The shift in priorities is dramatic. Between infusions, scans, and check-ups, “rest” has become a medical directive. Van Der Beek admits he must “take things a little bit more slowly and prioritizing rest and really allowing that to be the job.” It’s a mindset he expects to maintain indefinitely, acknowledging, “It’s a process. It’ll probably be a process for the rest of my life.”
At home, the Varsity Blues alum leans on family. He and wife Kimberly juggle six children – Olivia, 14, Joshua, 13, Annabel, 11, Emilia, 9, Gwendolyn, 7, and Jeremiah, 3 – while he balances on-set hours with doctor’s orders. Off-camera, he’s surrounded by old Dawson’s Creek pals like Katie Holmes, Joshua Jackson, Michelle Williams, and Busy Philipps. In March, Busy told Us Weekly that hearing from James and sending “every ounce of good wishes and prayers” has been their collective mission.

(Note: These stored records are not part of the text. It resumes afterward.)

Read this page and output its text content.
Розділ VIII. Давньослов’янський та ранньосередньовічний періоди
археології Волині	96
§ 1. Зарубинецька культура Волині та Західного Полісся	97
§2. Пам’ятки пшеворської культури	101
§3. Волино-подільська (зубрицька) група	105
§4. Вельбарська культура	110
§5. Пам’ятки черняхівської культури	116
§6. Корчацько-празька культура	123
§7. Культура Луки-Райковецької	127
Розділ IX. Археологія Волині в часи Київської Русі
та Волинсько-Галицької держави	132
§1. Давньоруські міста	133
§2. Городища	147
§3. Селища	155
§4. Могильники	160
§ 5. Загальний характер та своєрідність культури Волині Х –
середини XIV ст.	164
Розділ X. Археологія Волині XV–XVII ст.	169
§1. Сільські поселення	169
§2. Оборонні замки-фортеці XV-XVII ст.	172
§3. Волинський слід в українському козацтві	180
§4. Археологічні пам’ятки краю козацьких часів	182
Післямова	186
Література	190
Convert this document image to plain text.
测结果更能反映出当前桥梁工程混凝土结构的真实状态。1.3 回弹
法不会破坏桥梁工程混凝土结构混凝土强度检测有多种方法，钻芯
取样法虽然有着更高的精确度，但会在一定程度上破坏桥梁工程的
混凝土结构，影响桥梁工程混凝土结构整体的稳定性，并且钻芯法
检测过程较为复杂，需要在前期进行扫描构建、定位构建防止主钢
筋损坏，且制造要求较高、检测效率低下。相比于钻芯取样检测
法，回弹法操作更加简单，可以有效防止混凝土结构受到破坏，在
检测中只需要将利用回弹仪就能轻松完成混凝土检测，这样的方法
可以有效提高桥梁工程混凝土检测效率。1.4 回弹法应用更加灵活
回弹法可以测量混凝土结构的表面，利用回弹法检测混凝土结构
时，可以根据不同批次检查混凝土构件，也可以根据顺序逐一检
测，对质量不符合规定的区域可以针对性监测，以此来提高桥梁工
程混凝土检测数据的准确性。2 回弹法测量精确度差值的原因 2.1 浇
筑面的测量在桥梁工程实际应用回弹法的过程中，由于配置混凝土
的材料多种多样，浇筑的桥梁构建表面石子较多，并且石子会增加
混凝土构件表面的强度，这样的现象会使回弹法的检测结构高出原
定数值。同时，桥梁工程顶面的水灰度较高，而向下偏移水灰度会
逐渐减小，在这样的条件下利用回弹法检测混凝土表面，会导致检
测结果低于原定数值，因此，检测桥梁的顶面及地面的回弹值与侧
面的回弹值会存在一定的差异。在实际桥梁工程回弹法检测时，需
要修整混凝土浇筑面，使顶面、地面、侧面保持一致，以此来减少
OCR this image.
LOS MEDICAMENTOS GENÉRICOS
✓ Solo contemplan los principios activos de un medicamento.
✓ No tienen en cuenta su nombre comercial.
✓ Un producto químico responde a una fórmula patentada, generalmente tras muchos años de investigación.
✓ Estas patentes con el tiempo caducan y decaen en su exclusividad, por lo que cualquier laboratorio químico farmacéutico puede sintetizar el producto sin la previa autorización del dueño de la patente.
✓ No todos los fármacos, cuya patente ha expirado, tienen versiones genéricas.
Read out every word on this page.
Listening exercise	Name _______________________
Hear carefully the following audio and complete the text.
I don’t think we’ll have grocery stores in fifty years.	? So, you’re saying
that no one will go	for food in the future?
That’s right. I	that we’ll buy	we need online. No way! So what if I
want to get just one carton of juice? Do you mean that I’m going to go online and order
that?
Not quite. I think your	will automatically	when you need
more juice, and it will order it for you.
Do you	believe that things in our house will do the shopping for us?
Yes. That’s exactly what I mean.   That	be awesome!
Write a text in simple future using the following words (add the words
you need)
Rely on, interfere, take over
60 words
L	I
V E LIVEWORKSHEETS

It’s a rare glimpse of solidarity in a world that often trades in sensationalism. Yet even in this uplifting circle, the newsroom cynic in me wonders if any of us would bother logging back on for feel-good stories if the darkness weren’t so persistent.
But for Van Der Beek, the mood on set is a lifeline. He’s clinging to the idea that nine words on a script page can mean nine minutes of normalcy. And right now, that counts for a lot.
Witty Closing Remark: At this point, should we even pretend to be surprised?